Lateral Dynamic Performance of High-Temperature Superconducting Pinning Maglev Vehicle Driven by Electrodynamic Wheel at Medium and Low Speed

High-temperature superconducting (HTS) pinning Maglev has the advantages of self-stationarity, low noise, and resistance. This technology can be applied in urban rail transit, such as straddle-type monorail vehicles. Due to the limited space for placing the drive device above the track, electrodynamic wheel (EDW) drive can be applied effectively utilizing the ample space on both sides of the track, realizing contactless drive. In this article, the lateral dynamic performance of an HTS pinning Maglev vehicle driven by EDW is analyzed.
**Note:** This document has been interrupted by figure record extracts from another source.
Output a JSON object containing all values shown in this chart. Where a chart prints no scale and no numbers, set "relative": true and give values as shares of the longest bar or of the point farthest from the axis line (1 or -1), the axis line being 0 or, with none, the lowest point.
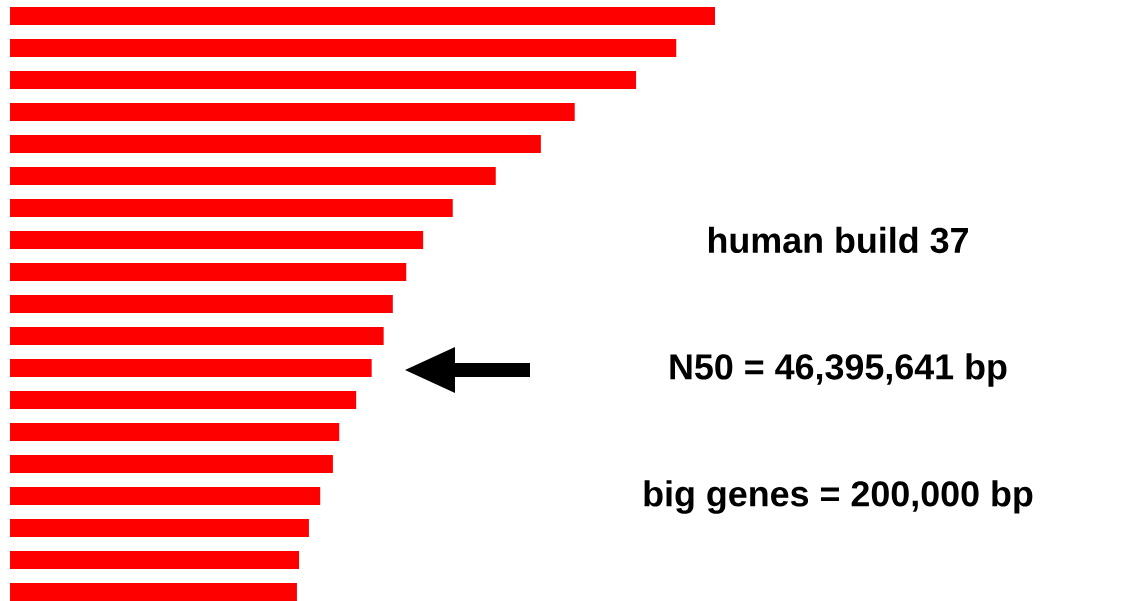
{
  "chart_data": {
    "type": "bar",
    "orientation": "horizontal",
    "relative": true,
    "color": "#ff0000",
    "categories": [
      null,
      null,
      null,
      null,
      null,
      null,
      null,
      null,
      null,
      null,
      null,
      null,
      null,
      null,
      null,
      null,
      null,
      null,
      null
    ],
    "values": [
      1,
      0.945,
      0.888,
      0.801,
      0.753,
      0.689,
      0.628,
      0.586,
      0.562,
      0.543,
      0.53,
      0.513,
      0.491,
      0.467,
      0.458,
      0.44,
      0.424,
      0.41,
      0.407
    ],
    "annotations": [
      "human build 37",
      "N50 = 46,395,641 bp",
      "big genes = 200,000 bp"
    ]
  }
}
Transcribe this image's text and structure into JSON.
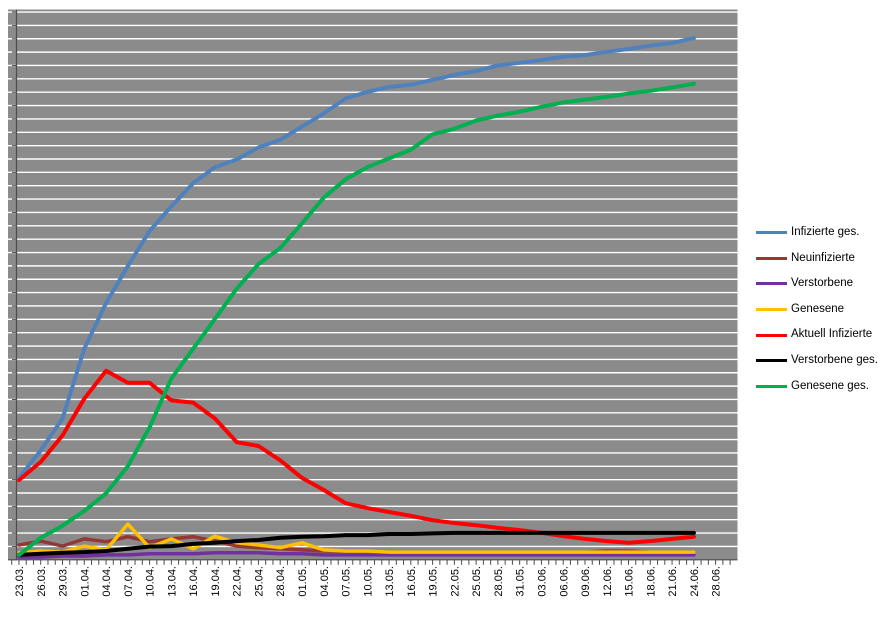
{
  "page": {
    "background_color": "#ffffff",
    "title": ""
  },
  "chart_data": {
    "type": "line",
    "title": "",
    "xlabel": "",
    "ylabel": "",
    "y_axis_numeric_labels_visible": false,
    "y_scale_note": "relative units 0-100 of plot height; axis shows tick marks only, no numbers",
    "ylim": [
      0,
      100
    ],
    "x_tick_interval_days": 3,
    "grid": "horizontal-white-lines-on-gray",
    "legend_position": "right",
    "plot": {
      "background_color": "#8B8B8B",
      "gridline_color": "#FFFFFF",
      "axis_color": "#4D4D4D"
    },
    "categories": [
      "23.03.",
      "26.03.",
      "29.03.",
      "01.04.",
      "04.04.",
      "07.04.",
      "10.04.",
      "13.04.",
      "16.04.",
      "19.04.",
      "22.04.",
      "25.04.",
      "28.04.",
      "01.05.",
      "04.05.",
      "07.05.",
      "10.05.",
      "13.05.",
      "16.05.",
      "19.05.",
      "22.05.",
      "25.05.",
      "28.05.",
      "31.05.",
      "03.06.",
      "06.06.",
      "09.06.",
      "12.06.",
      "15.06.",
      "18.06.",
      "21.06.",
      "24.06.",
      "28.06."
    ],
    "last_category_has_no_data": true,
    "series": [
      {
        "name": "Infizierte ges.",
        "slug": "infizierte-ges",
        "color": "#4F81BD",
        "width": 4,
        "values": [
          14.9,
          19.9,
          25.7,
          38.4,
          46.7,
          53.4,
          59.8,
          64.3,
          68.5,
          71.4,
          72.8,
          75.0,
          76.4,
          78.8,
          81.2,
          83.9,
          85.1,
          86.0,
          86.4,
          87.3,
          88.2,
          88.9,
          89.9,
          90.4,
          90.9,
          91.5,
          91.8,
          92.4,
          92.9,
          93.5,
          94.0,
          94.9
        ]
      },
      {
        "name": "Neuinfizierte",
        "slug": "neuinfizierte",
        "color": "#953735",
        "width": 3.5,
        "values": [
          2.7,
          3.4,
          2.5,
          3.8,
          3.3,
          4.2,
          3.3,
          3.8,
          4.2,
          3.4,
          2.5,
          2.2,
          2.0,
          1.8,
          1.6,
          1.6,
          1.6,
          1.4,
          1.4,
          1.4,
          1.4,
          1.4,
          1.4,
          1.4,
          1.4,
          1.4,
          1.4,
          1.6,
          1.6,
          1.4,
          1.4,
          1.4
        ]
      },
      {
        "name": "Verstorbene",
        "slug": "verstorbene",
        "color": "#7030A0",
        "width": 3.5,
        "values": [
          0.5,
          0.5,
          0.7,
          0.7,
          0.9,
          0.9,
          1.1,
          1.1,
          1.1,
          1.3,
          1.3,
          1.3,
          1.1,
          1.1,
          0.9,
          0.9,
          0.9,
          0.9,
          0.9,
          0.9,
          0.9,
          0.9,
          0.9,
          0.9,
          0.9,
          0.9,
          0.9,
          0.9,
          0.9,
          0.9,
          0.9,
          0.9
        ]
      },
      {
        "name": "Genesene",
        "slug": "genesene",
        "color": "#FFC000",
        "width": 3.5,
        "values": [
          1.3,
          1.6,
          1.4,
          2.5,
          1.8,
          6.5,
          2.2,
          3.8,
          2.0,
          4.3,
          3.1,
          2.7,
          2.2,
          3.1,
          1.8,
          1.6,
          1.6,
          1.4,
          1.4,
          1.4,
          1.4,
          1.4,
          1.4,
          1.4,
          1.4,
          1.4,
          1.4,
          1.4,
          1.4,
          1.4,
          1.4,
          1.4
        ]
      },
      {
        "name": "Aktuell Infizierte",
        "slug": "aktuell-infizierte",
        "color": "#FF0000",
        "width": 4,
        "values": [
          14.5,
          17.8,
          22.6,
          29.3,
          34.4,
          32.2,
          32.2,
          29.0,
          28.6,
          25.7,
          21.4,
          20.7,
          18.1,
          14.9,
          12.7,
          10.3,
          9.4,
          8.7,
          8.0,
          7.2,
          6.7,
          6.3,
          5.8,
          5.4,
          4.9,
          4.3,
          3.8,
          3.4,
          3.1,
          3.4,
          3.8,
          4.2
        ]
      },
      {
        "name": "Verstorbene ges.",
        "slug": "verstorbene-ges",
        "color": "#000000",
        "width": 4,
        "values": [
          0.9,
          1.1,
          1.3,
          1.4,
          1.6,
          2.0,
          2.4,
          2.5,
          2.9,
          3.1,
          3.4,
          3.6,
          4.0,
          4.2,
          4.3,
          4.5,
          4.5,
          4.7,
          4.7,
          4.8,
          4.9,
          4.9,
          4.9,
          4.9,
          4.9,
          4.9,
          4.9,
          4.9,
          4.9,
          4.9,
          4.9,
          4.9
        ]
      },
      {
        "name": "Genesene ges.",
        "slug": "genesene-ges",
        "color": "#00B050",
        "width": 4,
        "values": [
          0.9,
          4.0,
          6.2,
          8.9,
          12.1,
          17.0,
          24.1,
          33.0,
          38.4,
          43.8,
          49.3,
          53.8,
          56.7,
          61.2,
          65.9,
          69.2,
          71.4,
          73.0,
          74.6,
          77.4,
          78.4,
          79.9,
          80.8,
          81.5,
          82.4,
          83.2,
          83.7,
          84.2,
          84.8,
          85.3,
          85.9,
          86.6
        ]
      }
    ]
  }
}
Initially, two-dimensional transient simulations under various rotational speeds of the EDW are conducted. The influence of different working air gaps on the device's normal force and propulsion force is analyzed. Subsequently, a dynamic model of HTS pinning Maglev vehicle with EDW is established. EDW's influence on the lateral dynamic performance of HTS pinning Maglev vehicle is analyzed, and the lateral dynamic performance of the vehicle at various speeds is simulated. The results show that the HTS pinning Maglev vehicle driven by EDW has good lateral dynamic performance in the low and medium speed range, and EDW can effectively improve the lateral stationarity of HTS pinning Maglev vehicle. This article can provide a new driving mode for HTS pinning Maglev vehicle and reference for improving and optimizing the existing medium and low speed straddle-type monorail vehicles with HTS Maglev technology.